Originally published in Oui, October 1996; Fitness Plus, January 1997; ULTRA Cycling, October 1996.

If you're like most people, you can creep and crawl and climb all day long up the most death-defying mountain, only to get to the top and wonder how in the heck you're going to get back down. Well, look no further, and quit praying for a stray helicopter to come along and offer you a ride down that peak you just "bagged." Instead, pull some Sled Dogs Snowskates out of your daypack and point yourself feet-first downhill!

While snowshoeing has been around for 6,000 years, snowskating is the new kid on the block.
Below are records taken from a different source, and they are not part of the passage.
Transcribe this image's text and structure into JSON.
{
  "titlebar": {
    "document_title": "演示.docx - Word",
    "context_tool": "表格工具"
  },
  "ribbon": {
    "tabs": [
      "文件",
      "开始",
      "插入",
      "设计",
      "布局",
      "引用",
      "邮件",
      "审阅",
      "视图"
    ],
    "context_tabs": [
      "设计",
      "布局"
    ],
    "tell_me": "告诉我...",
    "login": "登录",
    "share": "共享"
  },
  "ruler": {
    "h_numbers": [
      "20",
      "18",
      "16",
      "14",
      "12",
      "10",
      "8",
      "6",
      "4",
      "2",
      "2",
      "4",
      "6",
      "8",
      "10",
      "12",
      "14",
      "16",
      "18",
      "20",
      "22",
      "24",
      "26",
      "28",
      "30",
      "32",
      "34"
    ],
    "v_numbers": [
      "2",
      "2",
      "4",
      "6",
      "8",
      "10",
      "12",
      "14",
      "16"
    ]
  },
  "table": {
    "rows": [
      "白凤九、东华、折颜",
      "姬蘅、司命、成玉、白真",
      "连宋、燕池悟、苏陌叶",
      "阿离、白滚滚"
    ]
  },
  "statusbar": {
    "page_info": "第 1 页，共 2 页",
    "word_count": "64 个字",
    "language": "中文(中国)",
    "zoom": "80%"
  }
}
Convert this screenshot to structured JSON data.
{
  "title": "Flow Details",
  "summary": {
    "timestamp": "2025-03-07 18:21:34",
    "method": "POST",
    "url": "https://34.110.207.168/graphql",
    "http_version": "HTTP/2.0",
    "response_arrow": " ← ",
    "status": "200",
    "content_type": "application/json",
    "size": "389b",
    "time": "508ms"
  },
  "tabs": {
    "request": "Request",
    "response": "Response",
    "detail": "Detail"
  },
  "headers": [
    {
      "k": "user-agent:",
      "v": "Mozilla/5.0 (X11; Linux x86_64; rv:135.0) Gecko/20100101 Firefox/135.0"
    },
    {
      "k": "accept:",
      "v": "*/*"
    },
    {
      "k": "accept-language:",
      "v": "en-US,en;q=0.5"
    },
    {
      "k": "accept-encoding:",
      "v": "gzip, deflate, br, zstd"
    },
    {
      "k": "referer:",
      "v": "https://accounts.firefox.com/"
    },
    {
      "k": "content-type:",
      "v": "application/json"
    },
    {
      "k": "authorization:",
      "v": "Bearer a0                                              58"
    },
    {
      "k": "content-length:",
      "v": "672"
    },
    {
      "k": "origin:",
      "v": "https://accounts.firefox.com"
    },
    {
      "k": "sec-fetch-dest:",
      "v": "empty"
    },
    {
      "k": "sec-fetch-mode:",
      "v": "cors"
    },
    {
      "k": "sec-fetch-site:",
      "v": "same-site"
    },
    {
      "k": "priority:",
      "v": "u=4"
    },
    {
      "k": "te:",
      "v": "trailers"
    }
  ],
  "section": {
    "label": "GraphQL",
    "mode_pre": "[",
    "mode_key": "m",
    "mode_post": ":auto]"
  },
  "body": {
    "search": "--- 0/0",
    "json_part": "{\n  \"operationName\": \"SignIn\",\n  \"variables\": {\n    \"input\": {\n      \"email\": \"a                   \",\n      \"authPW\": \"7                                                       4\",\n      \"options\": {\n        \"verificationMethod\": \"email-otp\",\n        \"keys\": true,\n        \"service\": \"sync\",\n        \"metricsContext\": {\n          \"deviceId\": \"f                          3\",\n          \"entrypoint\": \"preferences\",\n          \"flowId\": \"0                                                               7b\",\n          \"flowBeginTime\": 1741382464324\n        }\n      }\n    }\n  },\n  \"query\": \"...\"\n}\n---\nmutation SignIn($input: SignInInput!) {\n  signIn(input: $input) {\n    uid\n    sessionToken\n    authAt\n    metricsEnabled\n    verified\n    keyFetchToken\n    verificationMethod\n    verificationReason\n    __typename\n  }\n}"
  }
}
But the two sports go well together: Train beautifully AND get to know your mountain of choice intimately by snowshoeing up it (and avoid lift lines and lift tickets at the same time), then don snowskates and swish-swoosh your way back down in an easy but exhilarating manner. Like snowshoeing, snowskating is NOT equipment, technique, or cash-intensive.

Snowskating is like in-line skating ("blading"), except on snow. Snowskates are built like an in-line skate or ski boot, but there's no ski or wheels. Instead, the bottom of the skate boot is a miniature ski that's only as long as the boot itself. It even has metal edges. Bottom line: tons of fun, super easy to master, and no skis with which to destroy your knee or ski poles on which to impale yourself in a crash.

Snowskates have other serious advantages over skis, as well. They're far more maneuverable, due to their short length, allowing the user to really carve up the snowscape, dodge skiers, and catch big air at a moment's notice. They also allow you to actually skate (by kicking out, like on "real" skates) to propel yourself when the slope gets shallow or when you're heading to the lift lines or snack bar. No more floundering around or using ski poles to push yourself. Also, because you're not using poles or skis, you can get much closer to people, places, and things while moving, and you have your hands free to take pictures, zip your jacket, or reach for your bota bag.

But best of all, snowskates are easily portable, making traveling much easier and allowing you to explore more remote areas while snowshoeing. New models have slightly wider and longer bases so that deeper powder can be navigated, allowing the hardcore snowshoe/snowskate adventurer to really get out there away from the crowds. Happy skating!